Australia’s Food and Beverage Accelerator (FaBA) announced that next-generation milk, cheese, and yoghurt proteins made using precision fermentation will be among the first ingredients it will develop.
FaBA – which is hosted by the University of Queensland (UQ) – said a team led by UQ Associate Professor Esteban Marcellin will work closely with industry partners including All G Foods, Eden Brew, and Nourish Ingredients on the project.
Launched this past May, the accelerator has secured $50 million in federal investment, with an additional $110 million to be invested by industry and research participants. Australian alt protein businesses that invested in FaBA’s first round include project partners All G Foods, Nourish Ingredients, and Eden Brew along with v2food.
FaBA Director Dr Chris Downs described the four-year project as representing the future of food and beverage manufacturing.

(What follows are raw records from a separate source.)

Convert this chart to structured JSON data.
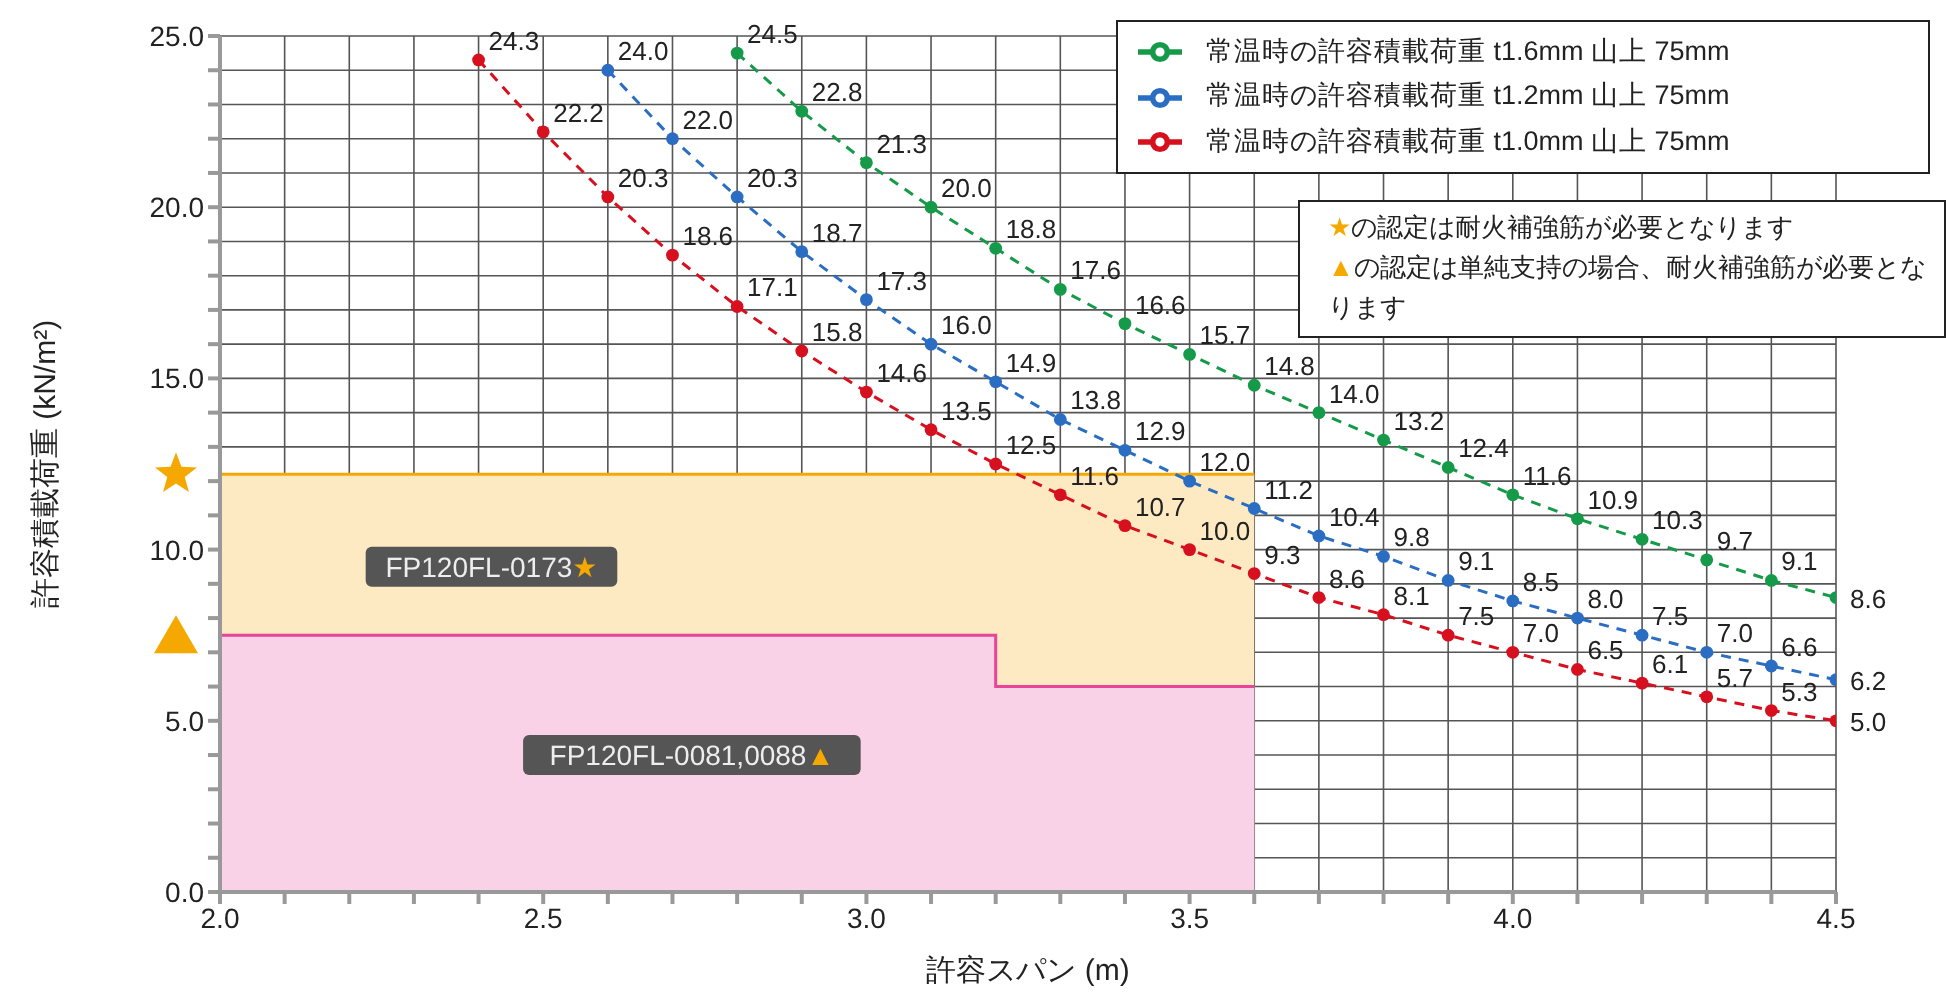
{
  "chart_data": {
    "type": "line",
    "xlabel": "許容スパン (m)",
    "ylabel": "許容積載荷重 (kN/m²)",
    "xlim": [
      2.0,
      4.5
    ],
    "ylim": [
      0,
      25
    ],
    "xticks": [
      {
        "value": 2.0,
        "label": "2.0"
      },
      {
        "value": 2.1,
        "label": null
      },
      {
        "value": 2.2,
        "label": null
      },
      {
        "value": 2.3,
        "label": null
      },
      {
        "value": 2.4,
        "label": null
      },
      {
        "value": 2.5,
        "label": "2.5"
      },
      {
        "value": 2.6,
        "label": null
      },
      {
        "value": 2.7,
        "label": null
      },
      {
        "value": 2.8,
        "label": null
      },
      {
        "value": 2.9,
        "label": null
      },
      {
        "value": 3.0,
        "label": "3.0"
      },
      {
        "value": 3.1,
        "label": null
      },
      {
        "value": 3.2,
        "label": null
      },
      {
        "value": 3.3,
        "label": null
      },
      {
        "value": 3.4,
        "label": null
      },
      {
        "value": 3.5,
        "label": "3.5"
      },
      {
        "value": 3.6,
        "label": null
      },
      {
        "value": 3.7,
        "label": null
      },
      {
        "value": 3.8,
        "label": null
      },
      {
        "value": 3.9,
        "label": null
      },
      {
        "value": 4.0,
        "label": "4.0"
      },
      {
        "value": 4.1,
        "label": null
      },
      {
        "value": 4.2,
        "label": null
      },
      {
        "value": 4.3,
        "label": null
      },
      {
        "value": 4.4,
        "label": null
      },
      {
        "value": 4.5,
        "label": "4.5"
      }
    ],
    "yticks": [
      {
        "value": 0,
        "label": "0.0"
      },
      {
        "value": 1,
        "label": null
      },
      {
        "value": 2,
        "label": null
      },
      {
        "value": 3,
        "label": null
      },
      {
        "value": 4,
        "label": null
      },
      {
        "value": 5,
        "label": "5.0"
      },
      {
        "value": 6,
        "label": null
      },
      {
        "value": 7,
        "label": null
      },
      {
        "value": 8,
        "label": null
      },
      {
        "value": 9,
        "label": null
      },
      {
        "value": 10,
        "label": "10.0"
      },
      {
        "value": 11,
        "label": null
      },
      {
        "value": 12,
        "label": null
      },
      {
        "value": 13,
        "label": null
      },
      {
        "value": 14,
        "label": null
      },
      {
        "value": 15,
        "label": "15.0"
      },
      {
        "value": 16,
        "label": null
      },
      {
        "value": 17,
        "label": null
      },
      {
        "value": 18,
        "label": null
      },
      {
        "value": 19,
        "label": null
      },
      {
        "value": 20,
        "label": "20.0"
      },
      {
        "value": 21,
        "label": null
      },
      {
        "value": 22,
        "label": null
      },
      {
        "value": 23,
        "label": null
      },
      {
        "value": 24,
        "label": null
      },
      {
        "value": 25,
        "label": "25.0"
      }
    ],
    "grid": true,
    "legend": "top right",
    "series": [
      {
        "type": "area",
        "color": "#f5a800",
        "x": [
          2.0,
          3.6
        ],
        "values": [
          12.2,
          12.2
        ]
      },
      {
        "type": "area",
        "color": "#e8449a",
        "x": [
          2.0,
          3.2,
          3.2,
          3.6
        ],
        "values": [
          7.5,
          7.5,
          6.0,
          6.0
        ]
      },
      {
        "name": "常温時の許容積載荷重 t1.6mm 山上 75mm",
        "color": "#149a48",
        "marker": "circle",
        "line_style": "dashed",
        "x": [
          2.8,
          2.9,
          3.0,
          3.1,
          3.2,
          3.3,
          3.4,
          3.5,
          3.6,
          3.7,
          3.8,
          3.9,
          4.0,
          4.1,
          4.2,
          4.3,
          4.4,
          4.5
        ],
        "values": [
          24.5,
          22.8,
          21.3,
          20.0,
          18.8,
          17.6,
          16.6,
          15.7,
          14.8,
          14.0,
          13.2,
          12.4,
          11.6,
          10.9,
          10.3,
          9.7,
          9.1,
          8.6
        ],
        "value_labels": [
          "24.5",
          "22.8",
          "21.3",
          "20.0",
          "18.8",
          "17.6",
          "16.6",
          "15.7",
          "14.8",
          "14.0",
          "13.2",
          "12.4",
          "11.6",
          "10.9",
          "10.3",
          "9.7",
          "9.1",
          "8.6"
        ]
      },
      {
        "name": "常温時の許容積載荷重 t1.2mm 山上 75mm",
        "color": "#2a6dc2",
        "marker": "circle",
        "line_style": "dashed",
        "x": [
          2.6,
          2.7,
          2.8,
          2.9,
          3.0,
          3.1,
          3.2,
          3.3,
          3.4,
          3.5,
          3.6,
          3.7,
          3.8,
          3.9,
          4.0,
          4.1,
          4.2,
          4.3,
          4.4,
          4.5
        ],
        "values": [
          24.0,
          22.0,
          20.3,
          18.7,
          17.3,
          16.0,
          14.9,
          13.8,
          12.9,
          12.0,
          11.2,
          10.4,
          9.8,
          9.1,
          8.5,
          8.0,
          7.5,
          7.0,
          6.6,
          6.2
        ],
        "value_labels": [
          "24.0",
          "22.0",
          "20.3",
          "18.7",
          "17.3",
          "16.0",
          "14.9",
          "13.8",
          "12.9",
          "12.0",
          "11.2",
          "10.4",
          "9.8",
          "9.1",
          "8.5",
          "8.0",
          "7.5",
          "7.0",
          "6.6",
          "6.2"
        ]
      },
      {
        "name": "常温時の許容積載荷重 t1.0mm 山上 75mm",
        "color": "#d7101f",
        "marker": "circle",
        "line_style": "dashed",
        "x": [
          2.4,
          2.5,
          2.6,
          2.7,
          2.8,
          2.9,
          3.0,
          3.1,
          3.2,
          3.3,
          3.4,
          3.5,
          3.6,
          3.7,
          3.8,
          3.9,
          4.0,
          4.1,
          4.2,
          4.3,
          4.4,
          4.5
        ],
        "values": [
          24.3,
          22.2,
          20.3,
          18.6,
          17.1,
          15.8,
          14.6,
          13.5,
          12.5,
          11.6,
          10.7,
          10.0,
          9.3,
          8.6,
          8.1,
          7.5,
          7.0,
          6.5,
          6.1,
          5.7,
          5.3,
          5.0
        ],
        "value_labels": [
          "24.3",
          "22.2",
          "20.3",
          "18.6",
          "17.1",
          "15.8",
          "14.6",
          "13.5",
          "12.5",
          "11.6",
          "10.7",
          "10.0",
          "9.3",
          "8.6",
          "8.1",
          "7.5",
          "7.0",
          "6.5",
          "6.1",
          "5.7",
          "5.3",
          "5.0"
        ]
      }
    ],
    "annotations": [
      "FP120FL-0173★",
      "FP120FL-0081,0088▲",
      "★の認定は耐火補強筋が必要となります",
      "▲の認定は単純支持の場合、耐火補強筋が必要となります"
    ]
  }
}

“Australia’s fresh produce is very well regarded internationally – and this is an opportunity to add value to food and beverage products and position us as a global leader in an emerging area. In turn, it can help generate jobs for Australians.”
Downs added that the project would be the first of many.
CEO of All G Foods, Jan Pacas said the FaBA project would develop the high-value dairy ingredients and products that consumers expect.
“We anticipate the precision fermentation process to yield highly efficient microbial strains capable of producing nature-identical proteins. This technology offers Australia a unique market opportunity in an emerging industry with the potential for a substantial commercial impact, especially the ability to supply the Asia-Pacific region,” Pacas said.
FaBA’s university partners are UQ, QUT, and the University of Southern Queensland.